ENERGETICS OF CATALYSIS BY RIBONUCLEASES

核糖核酸酶的催化​​能量

• 批准号: 6298202
• 负责人: RONALD T RAINES
• 金额: $ 0.75万
• 依托单位: UNIVERSITY OF WISCONSIN-MADISON
• 依托单位国家: 美国
• 财政年份: 1999
• 资助国家: 美国
• 起止时间: 1999-03-01 至 2000-02-29
• 项目状态: 已结题
• 来源: https://reporter.nih.gov/project-details/6298202
• 关键词: biological products; biomaterials; biomedical resource; enzymes; nuclear magnetic resonance spectroscopy; proteins

Ribonucleases catalyze the hydrolysis of the P-O5? bond in RNA. This reaction occurs in two steps: transphosphorylation of RNA to a 2?,3?-cyclic phosphodiester intermediate and hydrolysis of this intermediate to a 3?-phosphomonoester. 31P NMR spectroscopy was used to monitor the accumulation of the 2?,3?-cyclic phosphodiester intermediate during the transphosphorylation and hydrolysis reactions catalyzed by various ribonucleases and by small molecules. The intermediate was found to accumulate during catalysis by monomeric bovine pancreatic ribonuclease A (RNase A), a dimer and a trimer of RNase A, bovine seminal ribonuclease, RNase T1, barnase, and RNase I. These enzymes, which are of widely disparate phylogenetic origin, released rather than hydrolyzed most of the intermediate formed by transphosphorylation of RNA. In contrast, the intermediate did not accumulate during catalysis by hydroxide ion or imidazole buffer. In the presence of these small molecules, hydrolysis is faster than transphosphorylation. A trapping experiment was used to assess the throughput of the reaction catalyzed by RNase A. [5,6-3H]Uridylyl-3?-5?)adenosine was incubated with RNase A in the presence of excess unlabeled uridine 2?,3?-cyclic phosphodiester, which dilutes the specific radioactivity of any released cyclic intermediate. Only 0.1% of the RNA substrate was found to be both transphos-phorylated and hydrolyzed without dissociating from the enzyme. These results suggest that ribonucleases have evolved primarily to catalyze RNA transphosphorylation and not RNA hydrolysis.

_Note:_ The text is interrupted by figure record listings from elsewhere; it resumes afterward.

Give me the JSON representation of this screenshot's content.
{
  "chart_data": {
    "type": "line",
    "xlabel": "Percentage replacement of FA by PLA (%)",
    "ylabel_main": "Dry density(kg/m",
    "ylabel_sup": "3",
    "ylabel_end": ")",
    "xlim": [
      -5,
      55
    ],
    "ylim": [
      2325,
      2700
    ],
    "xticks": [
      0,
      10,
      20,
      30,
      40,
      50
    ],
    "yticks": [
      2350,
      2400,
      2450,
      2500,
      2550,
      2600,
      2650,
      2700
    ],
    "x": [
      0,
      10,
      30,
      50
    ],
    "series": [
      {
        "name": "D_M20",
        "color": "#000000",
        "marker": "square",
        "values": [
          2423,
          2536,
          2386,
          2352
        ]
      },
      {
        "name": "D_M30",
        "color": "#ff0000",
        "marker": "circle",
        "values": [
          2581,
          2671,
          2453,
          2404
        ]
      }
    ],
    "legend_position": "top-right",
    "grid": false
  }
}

核糖核酸催化P-O5的水解？ RNA中的键。 该反应分为两个步骤：RNA转磷酸化 2？，3？ - 环磷酸酯中间和水解 中间至3磷脂酯。 使用31p NMR光谱法 监视2？，3？ - 环状磷酸二酯的积累 经磷酸化和水解反应期间的中间体 由各种核糖珠和小分子催化。 这 在单体催化过程中发现中间体积聚 牛胰腺核糖核酸酶A（RNase A），二聚体和三聚体 RNase A，牛核糖核酸酶，RNase T1，Barnase和RNaseI。 这些酶，具有广泛不同的系统发育起源， 释放而不是水解大多数由 RNA的磷酸化。 相比之下，中级没有 氢氧化离子或咪唑缓冲液在催化过程中积累。 在 这些小分子的存在，水解比 经磷酸化。 使用陷阱实验来评估 由RNase A催化的反应的吞吐量。 [5,6-3h] uridylyl-3？-5？）腺苷与RNase A一起在 存在过多标记的尿苷2？，3？ - 环状磷酸酯， 稀释任何释放的循环的特定放射性 中间的。 发现只有0.1％的RNA底物是 跨性别型和水解而无需与 酶。 这些结果表明核糖核酸已经发展 主要是为了催化RNA转磷酸化而不是RNA水解。